In an end to a longstanding bipartisan accord on political donations, the National Party is unlikely to support the Government's change to donations law which means anyone who donates more than $5000 must be named publicly.
Justice Minister Kiri Allan has set out changes to donations law, including lowering the limit for public disclosure of donors from $15,000 to $5000 by the 2023 election.
Allan said lowering the threshold for disclosure was in response to public concerns about the transparency of the donations regime and would increase trust in the electoral system.
However, National's spokesman Chris Penk said it would inevitably mean people were less willing to donate – and believed it was aimed at bolstering the argument for more public funding of political parties, something National was opposed to. He said there were legitimate reasons for people wanting to donate without being named.
National's caucus would make a decision on the upcoming law change on Tuesday, but the party had already made it clear it did not support changes to the current $15,000 disclosure threshold.
In 2020, National's donation return stated 117 people had donated between $5000 and $15,000 – totalling $1.16 million. Labour had 38 donors in the same bracket, totalling $359,400. At present parties only have to state how many donations of that size they received and the total.
It would end bipartisan agreement on the donations regime which has existed since the Electoral Finance Act in 2005 set the rules which are still largely in place now.
However, there were calls for further reforms – including from the Prime Minister – after Serious Fraud Office investigations into the handling of donations received by National, Labour and NZ First. All three investigations have resulted in court proceedings. The Government has started a wider review of electoral laws which will also look at donation rules, but Acting Prime Minister Grant Robertson said these were some changes that could be made in time for 2023 rather than wait for the review.
Act leader David Seymour and Penk both said the court cases showed the current law was working.

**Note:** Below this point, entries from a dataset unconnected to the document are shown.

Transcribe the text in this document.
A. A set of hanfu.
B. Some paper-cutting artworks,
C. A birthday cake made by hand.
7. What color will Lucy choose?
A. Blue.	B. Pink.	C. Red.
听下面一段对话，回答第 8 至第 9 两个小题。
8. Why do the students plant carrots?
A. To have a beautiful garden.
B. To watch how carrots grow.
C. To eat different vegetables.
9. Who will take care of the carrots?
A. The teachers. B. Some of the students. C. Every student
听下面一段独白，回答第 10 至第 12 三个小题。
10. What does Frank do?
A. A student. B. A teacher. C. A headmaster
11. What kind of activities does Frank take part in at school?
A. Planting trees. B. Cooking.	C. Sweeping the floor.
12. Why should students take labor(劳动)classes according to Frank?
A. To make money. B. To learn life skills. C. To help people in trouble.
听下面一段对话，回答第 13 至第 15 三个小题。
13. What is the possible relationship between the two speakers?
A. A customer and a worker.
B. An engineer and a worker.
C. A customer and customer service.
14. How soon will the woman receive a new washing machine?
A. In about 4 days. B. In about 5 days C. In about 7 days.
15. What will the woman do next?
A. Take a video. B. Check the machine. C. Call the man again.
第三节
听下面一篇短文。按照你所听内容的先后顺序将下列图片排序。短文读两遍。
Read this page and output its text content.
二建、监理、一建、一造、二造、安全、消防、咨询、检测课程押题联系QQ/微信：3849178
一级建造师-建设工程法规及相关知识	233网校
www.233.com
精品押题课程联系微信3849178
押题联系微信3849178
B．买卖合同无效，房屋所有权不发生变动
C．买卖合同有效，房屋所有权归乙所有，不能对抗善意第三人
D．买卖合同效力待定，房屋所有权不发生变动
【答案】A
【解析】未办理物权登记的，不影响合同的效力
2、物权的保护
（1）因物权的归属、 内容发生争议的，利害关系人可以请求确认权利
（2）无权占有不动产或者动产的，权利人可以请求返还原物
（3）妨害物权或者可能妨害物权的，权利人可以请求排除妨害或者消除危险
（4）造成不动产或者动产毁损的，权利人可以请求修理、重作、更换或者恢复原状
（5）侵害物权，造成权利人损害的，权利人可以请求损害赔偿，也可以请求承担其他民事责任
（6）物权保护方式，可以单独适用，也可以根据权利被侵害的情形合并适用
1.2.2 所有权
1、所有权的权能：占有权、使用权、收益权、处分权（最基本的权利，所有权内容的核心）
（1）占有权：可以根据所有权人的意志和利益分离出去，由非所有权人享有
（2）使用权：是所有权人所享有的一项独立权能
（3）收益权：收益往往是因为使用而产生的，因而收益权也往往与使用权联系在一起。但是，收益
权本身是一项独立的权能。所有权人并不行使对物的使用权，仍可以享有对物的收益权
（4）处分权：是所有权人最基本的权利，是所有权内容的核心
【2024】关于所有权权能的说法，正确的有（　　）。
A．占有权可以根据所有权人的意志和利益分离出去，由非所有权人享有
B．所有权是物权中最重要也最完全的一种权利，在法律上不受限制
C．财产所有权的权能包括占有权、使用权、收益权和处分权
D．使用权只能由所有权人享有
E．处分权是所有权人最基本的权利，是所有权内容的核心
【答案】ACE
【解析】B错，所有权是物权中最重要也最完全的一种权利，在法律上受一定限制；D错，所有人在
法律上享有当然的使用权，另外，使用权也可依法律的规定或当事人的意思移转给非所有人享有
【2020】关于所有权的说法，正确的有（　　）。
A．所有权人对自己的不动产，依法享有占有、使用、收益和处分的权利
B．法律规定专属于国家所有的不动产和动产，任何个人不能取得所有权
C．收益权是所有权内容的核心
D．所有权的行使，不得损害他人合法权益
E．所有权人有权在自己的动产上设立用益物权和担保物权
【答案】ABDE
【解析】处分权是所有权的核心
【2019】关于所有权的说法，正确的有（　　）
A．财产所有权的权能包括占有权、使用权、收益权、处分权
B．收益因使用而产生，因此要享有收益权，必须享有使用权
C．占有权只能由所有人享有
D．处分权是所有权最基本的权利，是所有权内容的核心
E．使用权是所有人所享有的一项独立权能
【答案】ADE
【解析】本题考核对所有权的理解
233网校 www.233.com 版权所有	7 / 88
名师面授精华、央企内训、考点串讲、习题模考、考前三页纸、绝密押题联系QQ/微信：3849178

Seymour said it was outrageous that the Government was trying to push the changes through ahead of the next election rather than consulting more widely.
"Everyone supports openness and transparency, but these changes have nothing to do with that and Labour can't explain why they're needed.
"There is no evidence that $15,000 donations are distorting politics in any way. If anyone seriously thinks that a political party would abandon its integrity and principles for $15,000, then they don't understand the cost of modern campaigning."
The Greens electoral reform spokeswoman Golriz Ghahraman welcomed the change, saying it was something they had pushed for for years.
"Finally we will be able to see how big money is influencing the decisions that affect all of our lives."
However, she said it should go further – including a cap of $35,000 on donations.
In the first six months of this year, National declared $2 million in donations of more than $30,000 – a massive haul for a non-election year which was mainly the result of a fundraising drive by former MP Paula Bennett. Act has so far disclosed $1 million in large donations so far this year. Currently donors of more than $15,000 must be disclosed and donations of more than $30,000 disclosed within 10 days.
As well as the disclosure limit, the changes will also mean parties must disclose the number and value of party donations of less than $1500 which were not anonymous, and the proportion of donations that are in kind – such as of goods or services rather than cash.
It will also require parties to make their financial statements public each year.
The 2005 reforms did away with allowing large anonymous donations, or allowing donations to be filtered through a third party, such as a trust. National kept the donations rules in place when it overhauled electoral laws three years later.
Allan also announced that for the 2023 election a temporary expansion of overseas voting will be allowed. That would mean the voting eligibility criteria for those overseas would be extended from three to six years for citizens, and one to four years for permanent residents.
Allan said that was to take account of the disruptions from the border closures during Covid-19. "While many requirements have been lifted, overseas voters still face considerable financial, travel, health, and logistical barriers to returning home, including the risk of further Covid-19 restrictions."